Figure 6.. KRAS inhibitors enrich for AT1-like cancer cells in human LUAD.

(A) Experiment to investigate KRAS(G12C) inhibition in a human LUAD PDX model using sotorasib. (B) Tumor volume fold change in response to sotorasib therapy (n ≥ 3 mice/group). Statistical significance was examined using an unpaired t test. (C) HOPX immunofluorescence in PDX models subjected to 10 days of sotorasib therapy. White arrowheads indicate HOPX⁺ cells. Scale bar: 20 μm. (D) Quantification of the fraction of HOPX⁺ cells in the PDX model (n = 6 tumors/experimental condition). An unpaired t test was used to test for statistical significance. (E) Signature scores of wild-type AT1 cell and AT1-like LUAD cell signatures in the PDXs following adagrasib therapy or vehicle control. “Mouse AT1-like LUAD” and “Mouse MRTX1133” signatures were defined in this study (Supplementary Table 3 and Supplementary Table 4, respectively).
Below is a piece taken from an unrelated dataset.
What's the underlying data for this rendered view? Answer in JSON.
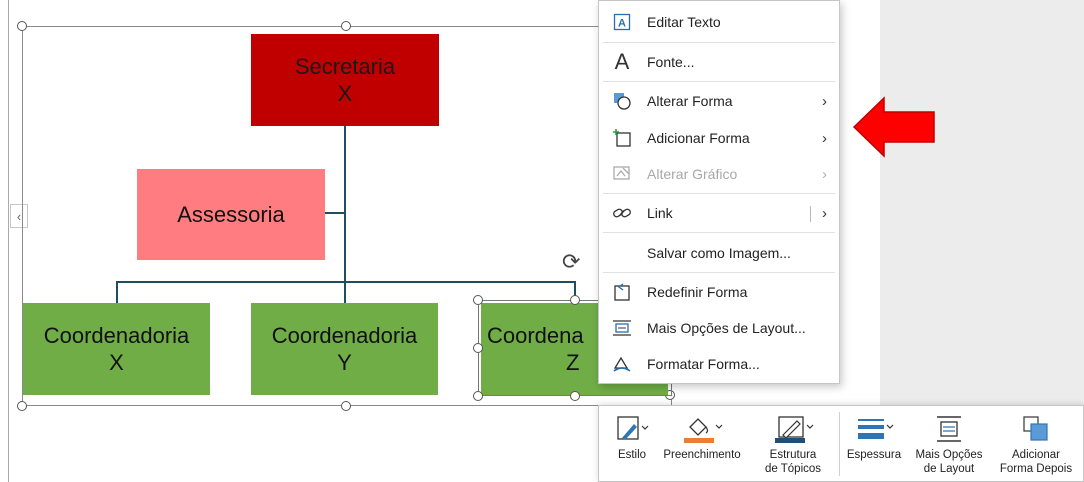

Closed circle: p < 0.05 (three individual PDXs were used as biological replicates, see Supplementary Fig. 6). (F) HOPX (red) and pan-cytokeratin (pan-CK, green) immunofluorescence in longitudinal tumor tissue biopsies obtained from human patients before and on sotorasib or adagrasib therapy. Scale bar at left: 50 μm; scale bar at right: 25 μm. (G) Fraction of HOPX⁺/ pan-CK⁺ area in tumor regions in matched pre-treatment and on-sotorasib (blue line) or on-adagrasib (orange line) biopsies. A paired t test was used to test for statistical significance. (H) Schematic summary of key findings. See text. * p < 0.05. Error bars indicate SEM.